Thursday, September 30, 2010

And... I've arrived



I took a moment the other day and realized that I have 11 unfinished blog posts that I started to write up over the past few months. For whatever reason, I apparently have been unable to get the words to come out in a way that I felt was... pleasant. Humorous. Honest. Wait a minute. Since when was honesty a required aspect to my postings here?

Anyway, I have arrived in London. After many delays due to bureaucratic issues I was granted entry to the UK and have started to settle in to my new home. Starting, being the operative word. My new home is a 12'x12' sparsely furnished room with a bed that would make a tenant in a correctional institution toss and turn. I have a few linens, the means to store some clothes, implements for personal hygiene, and the ability to feed myself. So, all in all, I'm doing alright.

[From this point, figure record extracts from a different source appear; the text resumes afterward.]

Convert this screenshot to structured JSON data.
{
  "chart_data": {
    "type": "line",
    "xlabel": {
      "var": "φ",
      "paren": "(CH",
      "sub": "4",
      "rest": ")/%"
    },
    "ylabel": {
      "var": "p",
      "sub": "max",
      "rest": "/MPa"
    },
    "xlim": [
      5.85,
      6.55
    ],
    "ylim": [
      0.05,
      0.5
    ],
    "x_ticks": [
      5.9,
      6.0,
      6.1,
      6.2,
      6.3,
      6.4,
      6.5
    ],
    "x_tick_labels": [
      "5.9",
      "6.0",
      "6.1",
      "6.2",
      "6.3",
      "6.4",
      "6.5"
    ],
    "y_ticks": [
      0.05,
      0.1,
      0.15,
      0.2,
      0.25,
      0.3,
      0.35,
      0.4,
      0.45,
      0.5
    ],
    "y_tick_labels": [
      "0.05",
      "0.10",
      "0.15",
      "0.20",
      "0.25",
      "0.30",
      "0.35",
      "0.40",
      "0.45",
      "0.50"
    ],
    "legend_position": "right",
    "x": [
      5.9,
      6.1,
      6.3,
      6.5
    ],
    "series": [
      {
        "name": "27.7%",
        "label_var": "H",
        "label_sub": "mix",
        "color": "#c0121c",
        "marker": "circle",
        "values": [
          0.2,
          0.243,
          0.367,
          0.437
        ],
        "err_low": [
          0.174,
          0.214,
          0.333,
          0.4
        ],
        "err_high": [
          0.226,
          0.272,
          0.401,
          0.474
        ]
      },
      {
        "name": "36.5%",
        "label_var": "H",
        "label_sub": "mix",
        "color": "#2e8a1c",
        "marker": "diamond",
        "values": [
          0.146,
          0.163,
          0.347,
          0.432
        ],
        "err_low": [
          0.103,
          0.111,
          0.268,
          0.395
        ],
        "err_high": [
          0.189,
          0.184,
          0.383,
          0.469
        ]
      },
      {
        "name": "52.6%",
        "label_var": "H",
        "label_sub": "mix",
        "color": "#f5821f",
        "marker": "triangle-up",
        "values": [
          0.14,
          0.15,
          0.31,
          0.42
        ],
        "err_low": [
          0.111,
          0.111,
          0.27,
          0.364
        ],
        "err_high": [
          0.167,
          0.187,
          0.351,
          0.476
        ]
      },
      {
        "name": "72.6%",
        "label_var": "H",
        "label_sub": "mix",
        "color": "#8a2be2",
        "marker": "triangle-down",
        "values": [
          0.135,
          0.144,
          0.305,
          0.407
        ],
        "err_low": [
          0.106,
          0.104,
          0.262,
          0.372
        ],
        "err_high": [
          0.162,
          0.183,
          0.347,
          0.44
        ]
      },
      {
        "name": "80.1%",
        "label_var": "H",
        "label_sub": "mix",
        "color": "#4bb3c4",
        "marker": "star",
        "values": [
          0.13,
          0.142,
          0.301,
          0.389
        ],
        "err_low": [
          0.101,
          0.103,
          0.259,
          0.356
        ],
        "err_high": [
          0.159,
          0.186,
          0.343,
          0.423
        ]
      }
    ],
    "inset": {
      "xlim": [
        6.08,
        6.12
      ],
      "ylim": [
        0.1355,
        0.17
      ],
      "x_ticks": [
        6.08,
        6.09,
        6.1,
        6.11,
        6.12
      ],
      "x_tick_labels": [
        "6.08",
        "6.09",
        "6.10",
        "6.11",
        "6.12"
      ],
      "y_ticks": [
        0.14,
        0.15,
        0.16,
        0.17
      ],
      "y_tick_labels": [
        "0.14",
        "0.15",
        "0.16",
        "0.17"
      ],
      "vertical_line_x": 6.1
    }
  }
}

It's also been raining constantly. Now, of course I expected this. I've been to London before and I spent most of last Fall and Winter watching the weather in London so I'd know what I was up for. I also knew that this is the biggest area of concern for me. Rain. Lack of sun. For months.

The city is still a new and interesting place for me to explore, which I have been doing to some degree. I'm trying to walk most places and the streets are a little less than easy to learn. I went running the other day. I intended to run for about 40-45 minutes. A little over 80 minutes later I got home after asking three different people for directions. I will say, however, that jogging past Buckingham Palace is kinda cool. I'm looking forward to my next run around Parliament and Westminster Abbey.

The course has started and I'm happy to be here. I'm scared as fuck to be here. I'm feeling the pangs of lonliness about being here. I'm feeling the pressure of being here. A night has yet to pass where I do not cry at some point in my preparations for sleep. I mourn the loss of my comfy life back home. I mourn the absence of so many friends. I doubt my ability to complete and accomplish this goal. I mourn the distance from and worry about a loved-one.

But in the end, I'm in London. I'M IN LONDON!!!! And that in and of itself fills me with pride and energy.

Sorry about the somber energy of this post. As I branch out more in the city I'm sure more craziness and shenanigans will ensue. They always do.